Ветер знал всё. Он приходил после завтрака, когда солнце добиралось до окна, — влетал, ронял цветы, обходил комнату вдоль стен, трогая каждый камень, и усаживался на подоконник. Голос у него был сборный. Ветер говорил тем, что попадалось под руку: скрипом блока, шуршанием ставней — ставню давно унесло, но ветер помнил, где она висела, и скрипел ею по привычке, — а иногда чужими голосами, обрывками воплей и разговоров, подобранными внизу. Тогда из него вдруг выскакивало «...и не смей мне тут!» бондаревой жены или пасторское «во имя», и ветер, смущённо откашлявшись всё тем же блоком, продолжал уже своим голосом.

— Что в Бликквике? — В Бликквике сельдь.
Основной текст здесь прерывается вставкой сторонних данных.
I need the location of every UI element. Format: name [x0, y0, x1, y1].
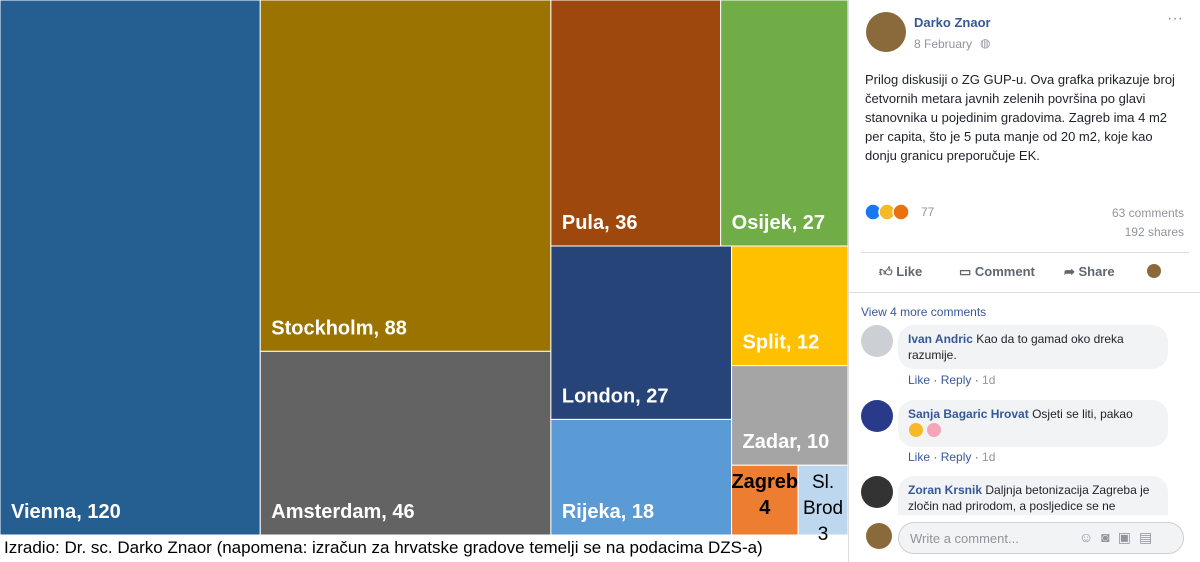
treemap-tile	[731, 245, 849, 367]
caption: Izradio: Dr. sc. Darko Znaor (napomena: …	[4, 538, 763, 557]
tile-label: Split, 12	[743, 332, 820, 354]
commenter-avatar[interactable]	[861, 325, 893, 357]
share-button[interactable]: ➦ Share	[1064, 264, 1115, 279]
comment-author[interactable]: Ivan Andric	[908, 332, 973, 346]
audience-avatar[interactable]	[1147, 264, 1161, 278]
tile-label: Osijek, 27	[732, 212, 825, 234]
user-avatar	[866, 523, 892, 549]
divider	[849, 292, 1200, 293]
comment-like[interactable]: Like	[908, 373, 931, 387]
comment-button[interactable]: ▭ Comment	[959, 264, 1035, 279]
composer-icons[interactable]: ☺◙▣▤	[1079, 529, 1161, 545]
tile-label: Rijeka, 18	[562, 501, 654, 523]
like-label: Like	[896, 264, 923, 279]
comment-like[interactable]: Like	[908, 450, 931, 464]
treemap-tile	[731, 365, 849, 466]
comment-composer: Write a comment... ☺◙▣▤	[849, 515, 1200, 562]
treemap-tile	[0, 0, 261, 536]
post-date[interactable]: 8 February	[914, 37, 973, 51]
share-label: Share	[1078, 264, 1115, 279]
tile-label: Zadar, 10	[743, 431, 830, 453]
comment-text: Osjeti se liti, pakao	[1032, 407, 1133, 421]
reaction-count[interactable]: 77	[921, 205, 935, 219]
author-name[interactable]: Darko Znaor	[914, 15, 991, 30]
comment-bubble: Zoran Krsnik Daljnja betonizacija Zagreb…	[898, 476, 1168, 516]
like-button[interactable]: 👍︎ Like	[879, 264, 923, 279]
comment-time[interactable]: 1d	[982, 450, 996, 464]
treemap-tile	[720, 0, 849, 247]
treemap-tile	[550, 0, 722, 247]
tile-label: London, 27	[562, 385, 669, 407]
commenter-avatar[interactable]	[861, 476, 893, 508]
treemap: Vienna, 120 Stockholm, 88 Amsterdam, 46 Pul…	[0, 0, 849, 545]
treemap-tile	[259, 350, 552, 536]
commenter-avatar[interactable]	[861, 400, 893, 432]
comment-time[interactable]: 1d	[982, 373, 996, 387]
treemap-tile	[797, 464, 849, 536]
tile-label: Vienna, 120	[11, 501, 121, 523]
comment-author[interactable]: Zoran Krsnik	[908, 483, 983, 497]
globe-icon: ◍	[980, 36, 991, 50]
post-text: Prilog diskusiji o ZG GUP-u. Ova grafka …	[865, 72, 1175, 163]
divider	[861, 252, 1189, 253]
comment-reply[interactable]: Reply	[940, 450, 972, 464]
treemap-tile	[550, 245, 733, 420]
comment-text: Kao da to gamad oko dreka razumije.	[908, 332, 1124, 362]
tile-label: Amsterdam, 46	[271, 501, 414, 523]
comment-count[interactable]: 63 comments	[1111, 206, 1184, 220]
comment-label: Comment	[974, 264, 1035, 279]
facebook-post: Darko Znaor 8 February ◍ ··· Prilog disk…	[848, 0, 1200, 562]
tile-label: Sl. Brod 3	[803, 472, 843, 545]
tile-label: Zagreb 4	[731, 471, 798, 519]
comment-text: Daljnja betonizacija Zagreba je zločin n…	[908, 483, 1150, 513]
comment-placeholder: Write a comment...	[910, 531, 1019, 546]
tile-label: Pula, 36	[562, 212, 638, 234]
reaction-icons[interactable]	[864, 202, 920, 222]
treemap-tile	[550, 418, 733, 536]
comment-input[interactable]: Write a comment... ☺◙▣▤	[898, 522, 1184, 554]
author-avatar[interactable]	[866, 12, 906, 52]
share-count[interactable]: 192 shares	[1124, 225, 1184, 239]
comment-reply[interactable]: Reply	[940, 373, 972, 387]
comment-bubble: Ivan Andric Kao da to gamad oko dreka ra…	[898, 325, 1168, 369]
more-menu[interactable]: ···	[1167, 10, 1183, 27]
tile-label: Stockholm, 88	[271, 317, 407, 339]
treemap-tile	[731, 464, 799, 536]
comment-author[interactable]: Sanja Bagaric Hrovat	[908, 407, 1029, 421]
comment-bubble: Sanja Bagaric Hrovat Osjeti se liti, pak…	[898, 400, 1168, 447]
view-more-comments[interactable]: View 4 more comments	[861, 305, 987, 319]
treemap-tile	[259, 0, 552, 352]
comment-emojis	[909, 423, 941, 437]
Пришло столько, что бондарь не успевает делать бочки. У пастора улетела шляпа. Я взял, — прибавлял ветер без тени стыда. — Мельник женился. — Он же уже женился? — Мельник опять женился, — говорил ветер. — Такое вот дело.

Новостей у ветра было столько, сколько дней в году, и никогда меньше. У пастора улетела шляпа. У пастора улетела вторая шляпа, хотя он её привязывал, но ветер снял её вместе с завязкой — вот это была работа! Хёгни сеял ячмень, ячмень взошёл, ячмень полёг, Хёгни ругался, как чёрт, и ячмень встал. Бондарь женил сына, сын не хотел, потом как захотел, но потом пошли бочки и стало некогда.
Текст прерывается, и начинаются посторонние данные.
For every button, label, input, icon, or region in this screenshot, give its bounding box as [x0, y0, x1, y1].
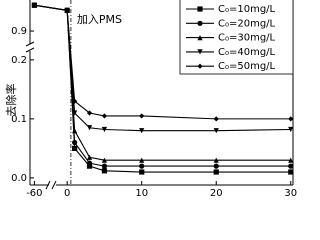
- x-tick-label: -60: [26, 188, 42, 199]
- marker: [288, 126, 293, 133]
- chart: 去除率 0.0 0.1 0.2 0.9 -60 0 10 20 30 加入PMS C₀=10mg/L…: [4, 0, 297, 199]
- marker: [139, 169, 145, 175]
- y-axis-label: 去除率: [4, 84, 18, 117]
- y-break-mark: [25, 47, 35, 53]
- marker: [64, 7, 70, 13]
- legend-marker: [197, 35, 203, 41]
- x-tick-label: 0: [64, 188, 70, 199]
- x-break-mark: [51, 180, 57, 190]
- page: 去除率 0.0 0.1 0.2 0.9 -60 0 10 20 30 加入PMS C₀=10mg/L…: [4, 0, 298, 199]
- legend-marker: [197, 63, 203, 69]
- marker: [213, 116, 219, 122]
- x-tick-label: 30: [284, 188, 297, 199]
- marker: [288, 116, 293, 122]
- marker: [139, 113, 145, 119]
- marker: [213, 157, 219, 163]
- legend-marker: [197, 49, 203, 55]
- marker: [213, 128, 219, 134]
- legend-box: [179, 0, 294, 75]
- legend-marker: [197, 20, 203, 26]
- marker: [86, 154, 93, 160]
- marker: [213, 163, 219, 169]
- marker: [72, 139, 78, 146]
- x-tick-label: 20: [210, 188, 223, 199]
- marker: [86, 160, 93, 166]
- marker: [86, 125, 93, 131]
- marker: [101, 113, 108, 119]
- y-tick-label: 0.1: [11, 114, 27, 125]
- marker: [72, 98, 78, 104]
- legend-marker: [197, 6, 203, 12]
- marker: [101, 168, 108, 174]
- marker: [72, 110, 78, 116]
- marker: [288, 163, 293, 169]
- marker: [31, 2, 37, 8]
- legend-label: C₀=10mg/L: [218, 4, 276, 15]
- marker: [139, 163, 145, 169]
- legend-label: C₀=40mg/L: [218, 47, 276, 58]
- marker: [288, 157, 293, 163]
- plot-area: [31, 2, 293, 175]
- marker: [72, 145, 78, 152]
- marker: [101, 163, 108, 169]
- marker: [72, 128, 78, 134]
- marker: [288, 169, 293, 175]
- legend-label: C₀=30mg/L: [218, 33, 276, 44]
- marker: [86, 163, 93, 169]
- marker: [139, 128, 145, 134]
- y-tick-label: 0.9: [11, 26, 27, 37]
- y-tick-label: 0.2: [11, 55, 27, 66]
- marker: [139, 157, 145, 163]
- marker: [101, 157, 108, 163]
- annotation: 加入PMS: [77, 13, 122, 26]
- marker: [86, 110, 93, 116]
- marker: [101, 126, 108, 133]
- legend-label: C₀=20mg/L: [218, 18, 276, 29]
- x-tick-label: 10: [135, 188, 148, 199]
- marker: [213, 169, 219, 175]
- legend-label: C₀=50mg/L: [218, 61, 276, 72]
- series-line: [34, 4, 291, 120]
- y-tick-label: 0.0: [11, 173, 27, 184]
- y-break-mark: [25, 41, 35, 47]
- x-break-mark: [45, 180, 51, 190]
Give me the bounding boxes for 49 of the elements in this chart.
В бухте видели тюленя, весь город бегал смотреть, тюлень принципиально смотрел в другую сторону, и пастор в проповеди наворачивал про это что-то длинное — ветер даже дослушивать не стал, хотя под крышей в церкви удобно. Шляпы у ветра, кстати, хранились на скале за мысом, вообще все. Он обещал показать, но пока так и не собрался.

Про Дагрун в Бликквике не говорили. Она спрашивала, но ветер отвечал, что, мол, нет, не говорят, и приносил взамен ещё что-нибудь про бондаря. Дагрун решила, что так и надо: в книжках про ведьму в башне тоже никто не говорит, пока не начинается история, а история пока не начиналась.

Название «Бликквик» смешило птиц. Особенно уток. Утки шли над башней низко, клином, и переговаривались на лету — «блик-квик, блик-квик», — и слышалась в этом затаённая обида: город назвали птичьим словом, а выговаривают его неправильно. Дагрун смеялась с ними за компанию, а однажды спросила у ветра, что это вообще значит.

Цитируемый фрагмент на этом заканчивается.